Hazırlıkları süren Finansal Hizmetler Kanun Taslağı ile Fon üyeleri ve personelinin, görevden ayrıldıktan sonra da haklarında açılacak davalara karşı Fon'un tutacağı avukatlarla savunulması öngörülüyor.
Bankacılık sektöründe Aralık 1999'da başlayan, o günlerde tek perdelik olacağı söylenen film, Brezilya dizilerini aratmayacak içerikte 5. yılını tamamladı. El konulan bankalar, polisiye operasyonlar, yeniden yapılandırma pazarlıkları furyasında artık en önemli aktör, Tasarruf Mevduatı Sigorta Fonu (TMSF). Bankacılık Düzenleme ve Denetleme Kurumu'ndan (BDDK) ayrıldıktan sonra TMSF'ye biçilen rol, geçmişle hesaplaşmasıydı. Genç Parti lideri Cem Uzan ve beraberindeki adamların, TMSF kontrolünde tutulan Pamukova'daki çiftliğe düzenlediği baskın, Fon Kurulu'na, "iç muhasebe" yapma imkanı verdi. Çiftliğin güvenlik sorumlusunun işine son veren TMSF yönetimi, "Neyi eksik bıraktık?" sorgulaması başlattı. "Pamukova Olayı'nda devletin diğer birimlerindeki aksaklıkların da ortaya çıktığını" düşünen TMSF yetkilileri şu görüşte: "Savcılık makamı, çiftlikte aylar öncesinde delil aranması isteyebilirdi. Belki de TMSF'ye güvendikleri için bu yola gitmediler. Ancak bugün TMSF, istemese de yargı ile karşı karşıya geldi. Yargıçlar, bundan sonra Fon'un gerçekleştireceği satışları, muhtelif eksiklikler ileri sürerek iptal ederse ne olacak? Cem Uzan, Avrupa İnsan Hakları Mahkemesi'nin kapısını aralarsa süreç nasıl sonuçlanacak?"

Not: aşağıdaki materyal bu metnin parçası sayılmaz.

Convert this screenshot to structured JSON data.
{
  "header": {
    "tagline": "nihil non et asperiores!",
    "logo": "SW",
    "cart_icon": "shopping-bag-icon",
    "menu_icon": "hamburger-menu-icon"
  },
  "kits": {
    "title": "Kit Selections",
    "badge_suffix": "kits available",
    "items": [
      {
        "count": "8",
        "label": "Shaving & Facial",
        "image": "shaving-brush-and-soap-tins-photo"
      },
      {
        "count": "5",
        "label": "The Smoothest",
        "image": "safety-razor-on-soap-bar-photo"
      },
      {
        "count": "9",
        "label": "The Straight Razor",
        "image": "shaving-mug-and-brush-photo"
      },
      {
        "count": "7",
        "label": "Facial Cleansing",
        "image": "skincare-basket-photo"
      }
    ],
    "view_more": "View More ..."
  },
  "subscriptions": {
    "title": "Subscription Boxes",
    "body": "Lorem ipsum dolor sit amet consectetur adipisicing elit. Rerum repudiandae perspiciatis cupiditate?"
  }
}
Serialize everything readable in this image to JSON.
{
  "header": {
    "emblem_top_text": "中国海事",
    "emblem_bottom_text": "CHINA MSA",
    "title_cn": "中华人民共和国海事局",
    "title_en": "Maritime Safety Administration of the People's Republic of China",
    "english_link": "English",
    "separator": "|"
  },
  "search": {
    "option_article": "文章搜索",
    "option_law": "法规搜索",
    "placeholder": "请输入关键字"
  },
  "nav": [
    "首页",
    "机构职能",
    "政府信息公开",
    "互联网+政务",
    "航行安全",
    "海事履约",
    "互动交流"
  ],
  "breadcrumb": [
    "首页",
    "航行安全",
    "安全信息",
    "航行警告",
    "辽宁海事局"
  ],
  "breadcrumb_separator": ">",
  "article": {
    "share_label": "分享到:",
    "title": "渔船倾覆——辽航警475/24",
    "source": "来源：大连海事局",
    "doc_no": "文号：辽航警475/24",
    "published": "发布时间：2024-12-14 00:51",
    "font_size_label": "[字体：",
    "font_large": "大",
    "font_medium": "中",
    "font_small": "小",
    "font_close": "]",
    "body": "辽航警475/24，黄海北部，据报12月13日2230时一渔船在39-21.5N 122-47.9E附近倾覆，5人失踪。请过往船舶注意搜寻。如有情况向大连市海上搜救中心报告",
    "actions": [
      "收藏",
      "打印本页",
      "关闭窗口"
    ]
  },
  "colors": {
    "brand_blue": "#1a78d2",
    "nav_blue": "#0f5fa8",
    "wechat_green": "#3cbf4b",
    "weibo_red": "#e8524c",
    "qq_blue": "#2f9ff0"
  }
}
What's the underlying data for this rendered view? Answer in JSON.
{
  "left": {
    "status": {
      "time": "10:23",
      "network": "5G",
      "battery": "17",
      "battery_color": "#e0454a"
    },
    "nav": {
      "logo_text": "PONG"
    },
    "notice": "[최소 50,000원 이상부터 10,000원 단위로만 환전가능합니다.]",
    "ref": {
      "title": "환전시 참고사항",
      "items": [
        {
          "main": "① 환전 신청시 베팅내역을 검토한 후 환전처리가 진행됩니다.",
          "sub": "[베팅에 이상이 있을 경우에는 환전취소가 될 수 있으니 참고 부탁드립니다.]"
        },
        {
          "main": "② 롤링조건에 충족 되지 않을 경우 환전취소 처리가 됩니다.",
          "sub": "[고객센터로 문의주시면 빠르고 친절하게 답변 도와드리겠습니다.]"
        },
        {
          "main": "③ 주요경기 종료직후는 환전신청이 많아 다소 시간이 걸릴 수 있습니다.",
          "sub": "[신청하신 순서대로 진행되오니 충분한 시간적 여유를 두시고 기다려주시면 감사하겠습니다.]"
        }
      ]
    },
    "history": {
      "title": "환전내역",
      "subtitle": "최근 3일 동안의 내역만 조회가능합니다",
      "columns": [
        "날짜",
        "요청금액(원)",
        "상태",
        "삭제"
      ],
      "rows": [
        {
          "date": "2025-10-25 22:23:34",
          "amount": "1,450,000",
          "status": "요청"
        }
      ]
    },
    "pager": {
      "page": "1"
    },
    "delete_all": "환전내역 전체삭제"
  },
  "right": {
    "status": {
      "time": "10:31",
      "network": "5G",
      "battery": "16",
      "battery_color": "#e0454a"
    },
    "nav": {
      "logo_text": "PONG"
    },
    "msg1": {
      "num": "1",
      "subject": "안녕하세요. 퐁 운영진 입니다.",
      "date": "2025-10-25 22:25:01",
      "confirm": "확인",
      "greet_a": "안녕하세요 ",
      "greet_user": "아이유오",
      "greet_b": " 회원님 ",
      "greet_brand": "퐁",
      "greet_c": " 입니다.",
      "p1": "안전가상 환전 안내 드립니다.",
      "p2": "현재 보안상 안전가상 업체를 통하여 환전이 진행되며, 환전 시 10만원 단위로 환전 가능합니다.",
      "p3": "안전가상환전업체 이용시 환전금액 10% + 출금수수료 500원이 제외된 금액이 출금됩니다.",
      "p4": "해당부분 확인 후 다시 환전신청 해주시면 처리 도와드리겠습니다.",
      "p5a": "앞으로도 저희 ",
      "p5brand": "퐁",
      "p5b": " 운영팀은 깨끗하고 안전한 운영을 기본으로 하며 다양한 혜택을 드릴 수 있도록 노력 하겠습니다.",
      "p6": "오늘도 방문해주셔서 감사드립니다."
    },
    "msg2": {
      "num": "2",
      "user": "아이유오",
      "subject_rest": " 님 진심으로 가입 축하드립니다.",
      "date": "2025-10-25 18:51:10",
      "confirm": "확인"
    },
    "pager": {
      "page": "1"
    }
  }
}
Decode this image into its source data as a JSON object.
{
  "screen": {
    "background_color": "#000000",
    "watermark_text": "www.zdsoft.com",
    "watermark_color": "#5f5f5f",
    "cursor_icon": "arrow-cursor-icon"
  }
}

TMSF'YE SÜPER ZIRH Doğrusu, TMSF'nin fazlasıyla yetki, sorumluluk ve yük aldığını söylemek zorundayız. Yılların ihmalinin eseri batık banka dosyasını bir an önce kapatması istenen Fon, altyapısını günün şartlarına göre yeniden inşa fırsatı bulamadan, çok sayıda şirketi devraldı. "Nasıl olsa satacağım" düşüncesiyle birkaç üst yönetici dışında kadroları değiştirmedi. Şimdi, şirketlere gerçekten hakim olup olmadığı kuşkusu duymaya başladı. Bu nedenle, varlık satışlarını hızlandırmaktan başka çaresi olmadığını bir kez daha gördü. Bu arada, hazırlıklarında son aşamaya gelen "Finansal Hizmetler Kanun Tasarısı" taslağına değinmeden geçmeyelim. İlgili maddeleri bizzat TMSF uzmanları tarafından kaleme alınan yasa taslağı, oldukça ilginç hükümler içeriyor. Olağanüstü sorumluluk yüklenen Fon Kurulu Başkanı ve üyeleri için "Görevden ayrılınca nasıl idare edecekler?" sorusuna, şu yanıt veriliyor: "TMSF Başkanı ve üyelerine, görevlerinden ayrıldıkları tarihten itibaren başka bir kamu kurum veya kuruluşu ile özel sektörde veya üniversitelerde görev alıncaya kadar Kurum tarafından, üç ayı geçmemek üzere son almış oldukları aylık üzerinden ödeme yapılmaya devam olunur." Fon Kurulu üyeleri ile daimi ve geçici Fon personeli hakkında, gerek görevleri sırasında gerekse görevden ayrılmalarından sonra açılacak ceza davaları için özel avukat görevlendirilecek. Bu davalara ilişkin giderler Fon bütçesinden karşılanacak."